Gov. Jack Markell, who has declared death to inefficiencies, suggested last month in his State of the State address that the register of wills should go, the one in New Castle County, the one in Kent County and the one in Sussex County.


The register of wills is a county office that is just this side of invisible. In a contest for dignity, it could be outclassed by a Sudoku puzzle.

The prime function of the office, which is elected, seems to be teeing up judges. Diane Clarke Streett, a Democrat who was the New Castle County register of wills, took her oath Monday for a Superior Court judgeship. Joe Flickinger, a Republican who was there before her, sits on the Court of Common Pleas.

It brings to mind the old joke that a judge is a lawyer who knows the governor. It might not be a bad lawyer, but then again, it might not be a joke, either.

Perhaps the matter could be settled by a distinguished panel of judges, say, Chief Justice Myron Steele, who was once a Kent County Democratic chair, along with Chancellor Bill Chandler, who used to be the counsel to a Republican governor, and Superior Court President Judge Jim Vaughn Jr., the son of a Democratic state senator.

The work of the office is not useless. It is essentially an administrative arm of the Court of Chancery for dealing with the legal intricacies of wills and estates. If a rationale ever existed for having an elected official in charge, however, it has been lost to time.

Not to mention there is the curious anomaly of county officers with county employees assigned to the duties of a state court.

Gov. Jack Markell, who has declared death to inefficiencies, suggested last month in his State of the State address that the register of wills should go, the one in New Castle County, the one in Kent County and the one in Sussex County.

This is easier said than done. The office is written into the Delaware Constitution, so it would take a constitutional amendment to get rid of it.

Constitutional amendments have to be passed by the General Assembly with a two-thirds vote, and it has to be done twice — in consecutive legislative terms. The first leg of the amendment could go through this year, but the second leg would have to wait until the legislature, refreshed by the 2010 election, gets back to Dover next January.

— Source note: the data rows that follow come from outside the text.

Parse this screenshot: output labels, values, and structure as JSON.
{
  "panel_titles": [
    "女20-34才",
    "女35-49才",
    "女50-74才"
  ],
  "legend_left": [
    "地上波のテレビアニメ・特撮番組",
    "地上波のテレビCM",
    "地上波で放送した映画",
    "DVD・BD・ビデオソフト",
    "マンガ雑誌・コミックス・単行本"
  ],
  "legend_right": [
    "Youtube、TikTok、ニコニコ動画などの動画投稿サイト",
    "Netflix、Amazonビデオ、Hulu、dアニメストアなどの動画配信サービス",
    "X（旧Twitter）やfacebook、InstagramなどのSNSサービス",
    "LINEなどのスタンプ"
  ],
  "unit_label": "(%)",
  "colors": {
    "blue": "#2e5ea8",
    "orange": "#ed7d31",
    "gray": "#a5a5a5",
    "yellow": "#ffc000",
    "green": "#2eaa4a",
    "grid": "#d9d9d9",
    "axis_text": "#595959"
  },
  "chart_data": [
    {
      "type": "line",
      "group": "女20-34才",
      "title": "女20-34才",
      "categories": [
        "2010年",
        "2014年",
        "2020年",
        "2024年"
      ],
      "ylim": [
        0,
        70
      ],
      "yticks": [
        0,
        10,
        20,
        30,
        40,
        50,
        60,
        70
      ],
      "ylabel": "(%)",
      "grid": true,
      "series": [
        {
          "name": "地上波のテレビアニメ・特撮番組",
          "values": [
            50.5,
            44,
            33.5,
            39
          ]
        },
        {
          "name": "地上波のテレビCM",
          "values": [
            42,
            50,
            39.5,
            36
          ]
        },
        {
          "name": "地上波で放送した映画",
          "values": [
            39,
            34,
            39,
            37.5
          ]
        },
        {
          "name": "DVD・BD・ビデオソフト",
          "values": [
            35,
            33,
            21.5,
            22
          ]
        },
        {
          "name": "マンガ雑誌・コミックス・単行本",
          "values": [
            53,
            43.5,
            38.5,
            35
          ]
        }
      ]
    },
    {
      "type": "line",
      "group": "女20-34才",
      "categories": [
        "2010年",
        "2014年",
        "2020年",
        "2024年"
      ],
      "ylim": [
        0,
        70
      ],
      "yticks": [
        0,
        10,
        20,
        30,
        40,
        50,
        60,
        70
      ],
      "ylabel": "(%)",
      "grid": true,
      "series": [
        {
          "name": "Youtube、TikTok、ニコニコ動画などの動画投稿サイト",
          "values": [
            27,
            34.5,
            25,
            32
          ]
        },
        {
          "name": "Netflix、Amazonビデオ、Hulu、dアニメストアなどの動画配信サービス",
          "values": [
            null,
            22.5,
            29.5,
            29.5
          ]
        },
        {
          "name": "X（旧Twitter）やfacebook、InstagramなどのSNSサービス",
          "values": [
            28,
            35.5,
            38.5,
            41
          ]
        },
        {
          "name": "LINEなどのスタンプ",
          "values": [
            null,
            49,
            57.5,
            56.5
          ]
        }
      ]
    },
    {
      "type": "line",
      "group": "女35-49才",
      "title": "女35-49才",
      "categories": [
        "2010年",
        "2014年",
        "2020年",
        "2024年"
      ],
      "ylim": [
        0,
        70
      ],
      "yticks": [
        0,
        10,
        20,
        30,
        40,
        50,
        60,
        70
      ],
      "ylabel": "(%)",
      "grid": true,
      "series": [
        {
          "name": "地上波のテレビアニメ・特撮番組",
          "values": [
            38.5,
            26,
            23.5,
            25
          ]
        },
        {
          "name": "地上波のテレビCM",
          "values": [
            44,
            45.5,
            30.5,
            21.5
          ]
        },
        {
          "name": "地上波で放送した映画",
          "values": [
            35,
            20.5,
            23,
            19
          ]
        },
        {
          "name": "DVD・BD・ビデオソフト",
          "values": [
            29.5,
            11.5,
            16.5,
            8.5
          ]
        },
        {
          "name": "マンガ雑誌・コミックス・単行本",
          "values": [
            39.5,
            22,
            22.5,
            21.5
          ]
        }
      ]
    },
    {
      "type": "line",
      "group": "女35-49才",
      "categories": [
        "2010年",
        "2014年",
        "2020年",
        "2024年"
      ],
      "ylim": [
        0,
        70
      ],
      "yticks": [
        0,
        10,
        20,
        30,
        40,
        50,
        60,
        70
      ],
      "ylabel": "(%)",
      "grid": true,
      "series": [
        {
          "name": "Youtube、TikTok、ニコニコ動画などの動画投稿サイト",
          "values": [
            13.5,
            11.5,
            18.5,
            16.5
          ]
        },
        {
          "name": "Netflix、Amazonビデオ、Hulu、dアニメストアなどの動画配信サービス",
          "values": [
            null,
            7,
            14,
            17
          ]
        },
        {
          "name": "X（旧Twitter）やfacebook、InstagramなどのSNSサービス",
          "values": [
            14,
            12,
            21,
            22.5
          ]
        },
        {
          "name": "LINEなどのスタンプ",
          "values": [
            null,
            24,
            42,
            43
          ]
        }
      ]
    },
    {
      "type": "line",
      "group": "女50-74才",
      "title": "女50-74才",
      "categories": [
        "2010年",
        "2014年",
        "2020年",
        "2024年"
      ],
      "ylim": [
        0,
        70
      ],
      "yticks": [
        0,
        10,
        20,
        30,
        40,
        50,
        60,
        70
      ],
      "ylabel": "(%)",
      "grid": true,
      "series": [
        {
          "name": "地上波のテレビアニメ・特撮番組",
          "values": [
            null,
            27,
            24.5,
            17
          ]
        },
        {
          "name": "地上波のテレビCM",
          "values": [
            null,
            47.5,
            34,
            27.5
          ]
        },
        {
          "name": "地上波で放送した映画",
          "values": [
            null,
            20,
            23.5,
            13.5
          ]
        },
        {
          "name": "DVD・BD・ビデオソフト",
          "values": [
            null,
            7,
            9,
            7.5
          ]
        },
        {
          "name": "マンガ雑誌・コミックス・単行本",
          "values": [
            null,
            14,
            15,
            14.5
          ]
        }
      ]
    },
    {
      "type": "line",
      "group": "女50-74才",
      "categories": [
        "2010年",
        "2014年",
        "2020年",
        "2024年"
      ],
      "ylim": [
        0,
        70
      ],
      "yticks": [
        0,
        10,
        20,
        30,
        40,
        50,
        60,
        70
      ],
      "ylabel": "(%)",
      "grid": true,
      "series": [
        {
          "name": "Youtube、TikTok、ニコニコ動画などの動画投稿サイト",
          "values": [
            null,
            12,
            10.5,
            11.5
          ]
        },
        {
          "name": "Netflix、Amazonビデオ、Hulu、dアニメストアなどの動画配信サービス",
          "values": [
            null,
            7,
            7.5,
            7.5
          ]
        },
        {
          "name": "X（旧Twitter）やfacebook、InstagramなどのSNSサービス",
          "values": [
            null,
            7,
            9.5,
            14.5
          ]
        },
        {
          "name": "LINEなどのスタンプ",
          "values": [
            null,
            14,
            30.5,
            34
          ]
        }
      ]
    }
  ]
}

Besides, the counties are interested parties here. The fees collected by the office go to them. For example, New Castle County typically pays out $1.5 million to run the office but takes in $3 million.

Why would the counties want to lose that action? Bernie Madoff could not do that, and this is legal.

Markell already took one step toward emptying the office. By putting Streett on the bench, he created a vacancy. The way the opening gets filled, according to the state constitution, is the governor is supposed to appoint someone.

This leaves Markell in the position of filling an office he would rather see disappear. It would be so un-Markell-like to be so inefficient. He could try not filling it, but there is something un-gubernatorial about blowing off the constitution.

That oath about promising to uphold and defend it can be so inconvenient at times.

Fortunately Markell has a chief strategy officer for these knotty situations. He is Brian Selander, whose chief strategy for the time being is ducking questions about what the governor intends to do.

“He is giving it consideration,” Selander said.

Little attracts more notice in political circles than an office for the taking. Markell is getting suggestions about using it as a reward to give to a fine fellow Democrat or as a political safety valve to stow someone who might otherwise cause a party primary.

The names being mentioned most often are Nina Bawa, the chief deputy register of wills, who could be elevated if Markell decides he has to fill the job, or Ciro Poppiti III, a lawyer who is the New Castle County Democrats’ vice chair.

Whatever Markell does, he can be outfoxed by the political calendar. Even if he names nobody, the New Castle County office is up for election this year, and it comes with a four-year term and a salary of $83,900 a year.

Whoever gets it keeps it. Even if a constitutional amendment is adopted to abolish the office, it cannot happen retroactively.

For 84K, a lot of people could not care what the governor wants. By the time of the candidates’ filing deadline on July 30, there might be a line.